Tuesday, November 19, 2013

Journey With JackRabbit

                        

   The way jackrabbit is supposed to work most of the time with versioning capabilities is as follows
    1.    A repository say "MyRepository".
    2.  Populate the repository with our data with proper tree structure by creating nodes and child    nodes.
    3.    To work with versioning , we might want to create a workspace and copy the nodes from          repository to the workspace
    4.    Work on the nodes in workspace and save them.
    5.    Once work is complete, merge the changed nodes with repository
   
   
   Data in the repository and workspaces can be persisted in following stores
    1.    Local DerbyDB
    2.    MSSQL
    3.    Oracle DB
    4.    PostgreSQL
    5.    MySQL
   
   
   Seems pretty straight forward. But the problem arises when the size of repository increases. Creating workspaces for a repository will remain a costly affair as nodes are copied. There are API in jackrabbit which allows to create a blank workspace and then selectively copy the desired node subtree.
   This might suffice and resolve most of the size and time needed to create a new workspace to work upon.

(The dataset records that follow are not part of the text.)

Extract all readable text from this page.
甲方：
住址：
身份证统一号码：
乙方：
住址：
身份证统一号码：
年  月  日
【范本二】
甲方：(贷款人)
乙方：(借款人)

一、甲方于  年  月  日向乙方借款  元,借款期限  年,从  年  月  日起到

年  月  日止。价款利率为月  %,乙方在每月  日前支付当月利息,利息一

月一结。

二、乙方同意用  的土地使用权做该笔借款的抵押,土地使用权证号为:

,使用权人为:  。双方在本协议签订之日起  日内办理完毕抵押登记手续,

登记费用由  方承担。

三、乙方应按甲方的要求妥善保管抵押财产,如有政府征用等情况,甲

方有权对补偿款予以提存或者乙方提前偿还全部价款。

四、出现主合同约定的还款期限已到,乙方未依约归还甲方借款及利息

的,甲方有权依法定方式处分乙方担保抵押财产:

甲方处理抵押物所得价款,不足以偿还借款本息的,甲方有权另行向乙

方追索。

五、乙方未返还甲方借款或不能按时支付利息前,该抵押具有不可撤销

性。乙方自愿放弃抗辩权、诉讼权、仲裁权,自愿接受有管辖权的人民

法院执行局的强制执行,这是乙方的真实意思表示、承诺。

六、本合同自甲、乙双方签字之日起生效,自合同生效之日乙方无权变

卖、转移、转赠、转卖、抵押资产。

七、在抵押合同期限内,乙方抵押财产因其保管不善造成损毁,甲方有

But in some scenarios , we might need to copy the whole workspace because of dependency and the way application using the jackrabbit is designed.
  
   In such scenarios where selective copying seems not a appropriate solution one will have to think on how would we make the IOs fast.
   For such requirement  , use of NoSQL DB which stores and distributes data horizontally effectively increasing the overall IOs.
   Couple of such persistence managers are being thought of and are available in very native format.
   The underlying technology for persistence of jackrabbit data can be
    1.     OrientDB , a NoSQL graph and document driven database
    2.    MongoDB , a NoSQL document driven database
   
    Persistence Manager for OrientDB can be found at  https://github.com/eiswind/jackrabbit-orient . It stores the information in human readable format
   
    Persistence Manager for MongoDB can be found at http://svn.apache.org/repos/asf/jackrabbit/sandbox/jackrabbit-mongo-persistence/src/main/java/org/apache/jackrabbit/core/persistence/mongo . It serializes the information and stores in MongoDB
   
    On comparing the performance of LocalDerbyDB , PostgreSQL , OrientDB and MongoDB , it was observed that
    For creating the workspace for a repository with 3000 nodes on standard laptop
        LocalDerbyDB      : ~70000 ms   (PM and DS on derby DB)
        PostgreSQLDB     : ~60000 ms   (PM and DS on PostgreSQL)
        OrientDB              : ~55000 ms   (PM on orientDB and DS on PostgreSQL )
        MongoDB             : ~45000 ms   (PM and DS on MongoDB)
       
       
    So although MongoDB had overheads of serializing/deserializing, it performed best among the all the technology. There are performance improvement scope in OrientDB as well as MongoDB.
   
    Also MongoDB supports sharding and data can be distributed across horizontal node and retrival can be very fast using map-reduce algorithm.
    Only caveat about MongoDB , its GPL license.
  

Friday, October 11, 2013

Unlimited Possibilities with RaspberryPI

Everyone would want to have smart devices around. Smart devices are now capable of taking decisions reading internet information, reading information from most of the digital devices around and controlling them remotely over "Internet".  Many micro controllers and dedicated hardware devices are in use for doing the same. But wouldn't it be nice if we have a computer  with java installed instead of micro controllers. Micro controller   programming is "pain" (for me at least).
       Now enters RaspberryPI(http://www.raspberrypi.org/) . A very small computer. Running Linux from SD card. Bare minimum interfaces like LAN connection, USB connection and HDMI output. Decent hardware with ARM chip , 512 MB RAM and SD card slot.Powers using a USB port. Supports Oracle Java 7. Supports Python. A very good tutorial site (http://learn.adafruit.com/category/raspberry-pi) with lots of example including programming with Motion Sensor, Motors , LEDs and Relays. Best part is , its only of size of a credit card.
       Use case include Home Automation (https://code.google.com/p/openhab/) , teaching in developing countries schools  (due to low cost : $25-$35), helping people with disability , making a RaspberryPI cluster , robotics , unmanned vehicles  and making GPS sensors for pets. Endless possibilities.
      Cheap devices and pretty decent computing power (infact more power then of a desktop computer which i bought in year 2000) with portability makes it a very smart device which can be easily programmed, store data , transmit data over internet and read data from internet makes it a wonderful device capable of automating everything.  Possibilities are endless!!